Following my post on Challenging the Coursebook, there was an exchange of tweets led by Hugh Dellar, who said the following
- “the talk seems based on number of bold claims and misconceptions. doesn’t he realise teachers mediate coursebooks?”
- “of course teachers influence coursebook design yes. And if they showed less enthusiasm for grammar it’d all change.”
- “if teachers were to stop buying grammar-dominated books tomorrow, publishers would stop publishing them.”
- “Talk to publishing folk & see how in thrall they are to teachers’ demands and expectations.”
The gist here seems to be that teachers like coursebooks and coursebooks are based on the presentation and practice of discrete bits of grammar because that’s what teachers want.
Dellar has elsewhere defended the use of coursebooks with such arguments as
- People teaching in very poor parts of the world would just love to have coursebooks
- Coursebooks are well-researched
- Coursebooks help teachers do their jobs
none of which addresses the criticisms I made of them. So let me go over the ground again.
My argument against coursebooks is, first, that they are based on 3 false assumptions:
- Declarative knowledge is converted to procedural knowledge by the presentation and practice of discrete items of grammar.
- SLA is a process of learning these discrete items one by one in an accumulative way.
- Learners learn what they’re taught when they’re taught it. .
In my presentation, I indicated why these assumptions are false, so I won’t repeat the reasons here, but perhaps it’s worth saying again that the reasons are based on the best model we have so far of SLA: the development of learners’ interlanguages. “Interlanguage” is a rich, complex, much studied construct in SLA, and it refers to learners’ mostly implicit, evolving representations of the target language. In the development of interlanguages there is an order of acquisition, a route (from a basic to a more sophisticated representation of the L2) which is impervious to instruction and which is completely at odds with the order in which coursebooks present the formal properties of the language. All the “items” artificially separated in coursebooks are, in fact, inextricably linked parts of language, and they’re learned by a complex route (involving “U-shaped”, circular, regressive, and other moves) which has NOTHING in common with the linear, one-by-one process assumed by coursebooks.

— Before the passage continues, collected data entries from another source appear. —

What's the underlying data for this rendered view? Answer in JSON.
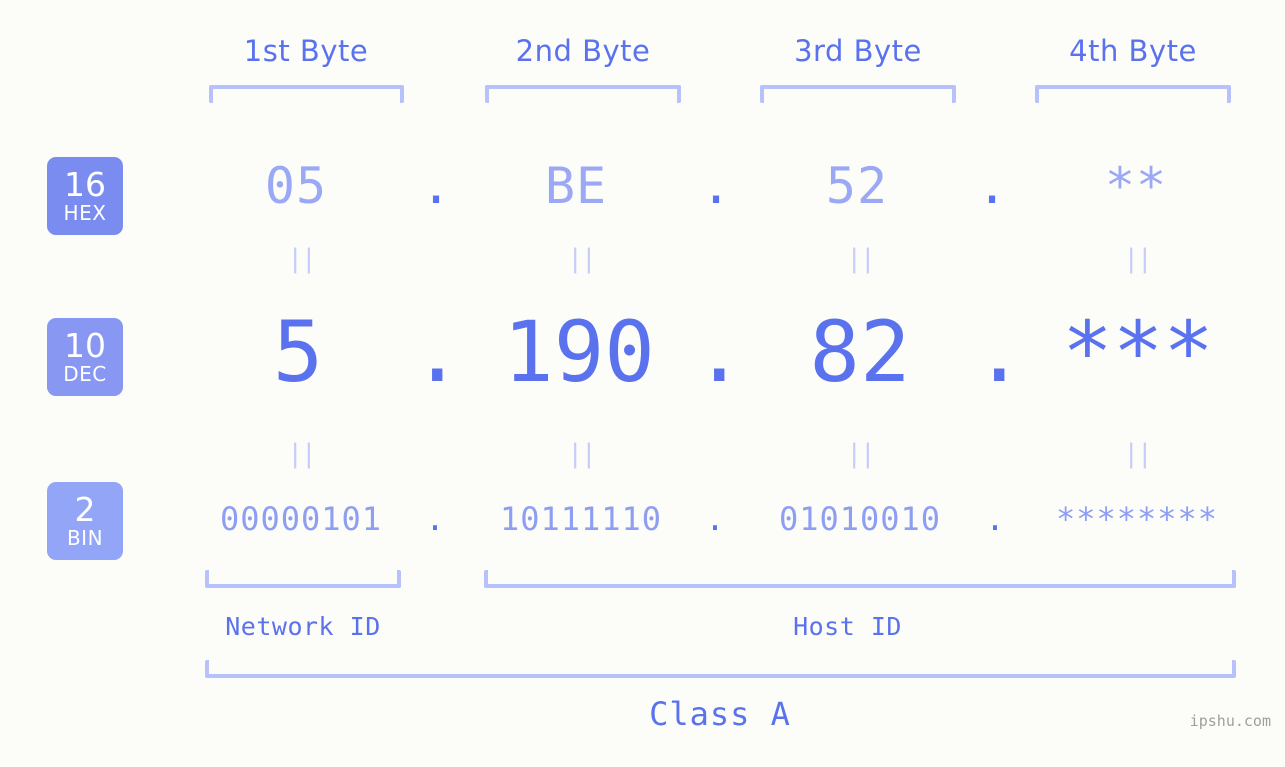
{
  "background_color": "#fcfdf9",
  "accent_color": "#5b72ef",
  "accent_light": "#9aa8f5",
  "bracket_color": "#b7c1fb",
  "header": {
    "byte_labels": [
      {
        "label": "1st Byte"
      },
      {
        "label": "2nd Byte"
      },
      {
        "label": "3rd Byte"
      },
      {
        "label": "4th Byte"
      }
    ]
  },
  "rows": [
    {
      "id": "hex",
      "badge": {
        "number": "16",
        "name": "HEX",
        "color": "#7a8cf0"
      },
      "separator": ".",
      "cells": [
        "05",
        "BE",
        "52",
        "**"
      ]
    },
    {
      "id": "dec",
      "badge": {
        "number": "10",
        "name": "DEC",
        "color": "#8897f2"
      },
      "separator": ".",
      "cells": [
        "5",
        "190",
        "82",
        "***"
      ]
    },
    {
      "id": "bin",
      "badge": {
        "number": "2",
        "name": "BIN",
        "color": "#93a5f6"
      },
      "separator": ".",
      "cells": [
        "00000101",
        "10111110",
        "01010010",
        "********"
      ]
    }
  ],
  "equals_marker": "||",
  "footer": {
    "network_id_label": "Network ID",
    "host_id_label": "Host ID",
    "class_label": "Class A",
    "watermark": "ipshu.com"
  }
}
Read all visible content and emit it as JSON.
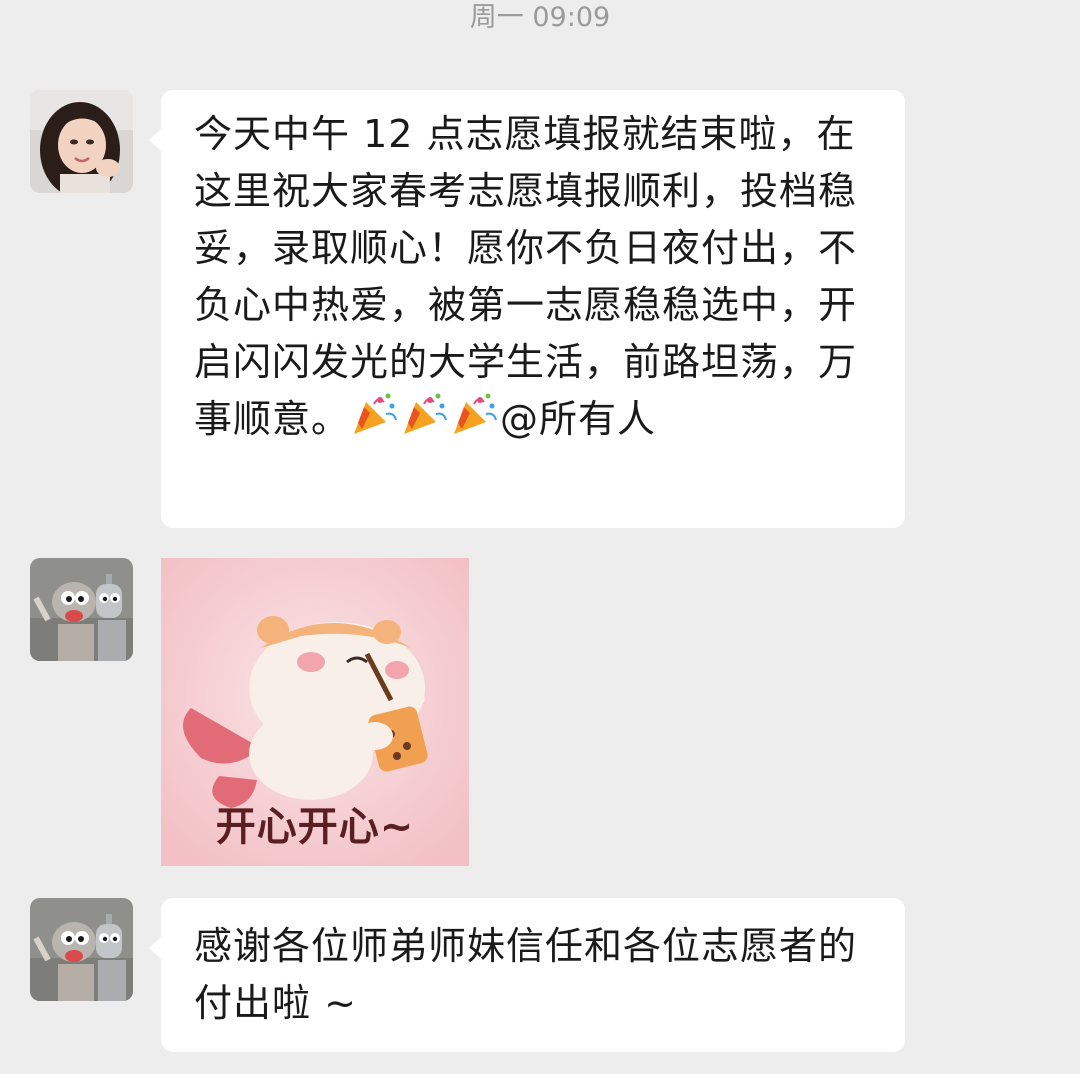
{
  "header": {
    "timestamp": "周一 09:09"
  },
  "messages": [
    {
      "type": "text",
      "sender_avatar": "avatar-girl",
      "text_main": "今天中午 12 点志愿填报就结束啦，在这里祝大家春考志愿填报顺利，投档稳妥，录取顺心！愿你不负日夜付出，不负心中热爱，被第一志愿稳稳选中，开启闪闪发光的大学生活，前路坦荡，万事顺意。",
      "emojis": [
        "party-popper-icon",
        "party-popper-icon",
        "party-popper-icon"
      ],
      "mention": "@所有人"
    },
    {
      "type": "sticker",
      "sender_avatar": "avatar-cartoon-robots",
      "sticker_caption": "开心开心~"
    },
    {
      "type": "text",
      "sender_avatar": "avatar-cartoon-robots",
      "text_main": "感谢各位师弟师妹信任和各位志愿者的付出啦 ~"
    }
  ],
  "colors": {
    "background": "#ededed",
    "bubble": "#ffffff",
    "timestamp": "#9a9a9a",
    "text": "#1a1a1a"
  }
}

The second part of my argument was that coursebooks embody what Breen (1987) calls a “product syllabus”, and that a product syllabus is a bad way to structure a course. Again, I refer you to my presentation for a summary of what’s wrong with a product syllabus and why a process syllabus is better.
And so we come back to the apologists who want to defend coursebooks. Absolutely nothing Dellar says answers the criticisms I’ve made of them. He says that not all coursebooks are the same, but he says not one word to refute my suggestion that false assumptions unify them, or that a product syllabus is defective. Dellar’s claim that he has replaced the grammar-based coursebook with one which embraces the principles of some ill-defined lexical approach fails to deal with the fact that if a teacher uses a coursebook to lead learners through a pre-determined series of steps, learners will not learn what they’re taught when they’re taught it. Whatever results learners might get from being led through a course based on Dellar’s ironically-named magnum opus “Outcomes”, replete with its endless fill-in-the-gap exercises and lexical chunks, they will not be those simplistically assumed by its author, because language learning is not what Dellar assumes it to be.
My argument is that the whole venture is fundamentally flawed: the ELT industry has imposed coursebooks on teachers, to the detriment of good teaching. In order to reply to this argument, Dellar must confront the three false assumptions on which coursebook use is based: he must confront the evidence of how SLA actually happens. That coursebooks are the dream of teachers working in Ethiopia; that coursebooks are cherished by millions of teachers who just really love them; that the Headway team have succeeded in keeping their products fresh and lively; that Outcome includes recordings of people who don’t have RP accents; that coursebooks are mediated by teachers; that coursebooks rule and that’s the way it is, so get real; none of these spurious statements carries any weight for those who base their teaching practice on critical thinking and rational argument.
In reply to my suggestion that he write up his criticisms of my presentation in something more coherent and cohesive than a series of tweets, Dellar replied “Life’s too short. I’ve got a coursebook to write.” And there it is: Dellar’s too busy peddling his wares to bother with principled criticism. A further measure of Dellar’s scholarship is that he’s never published anything in a refereed journal.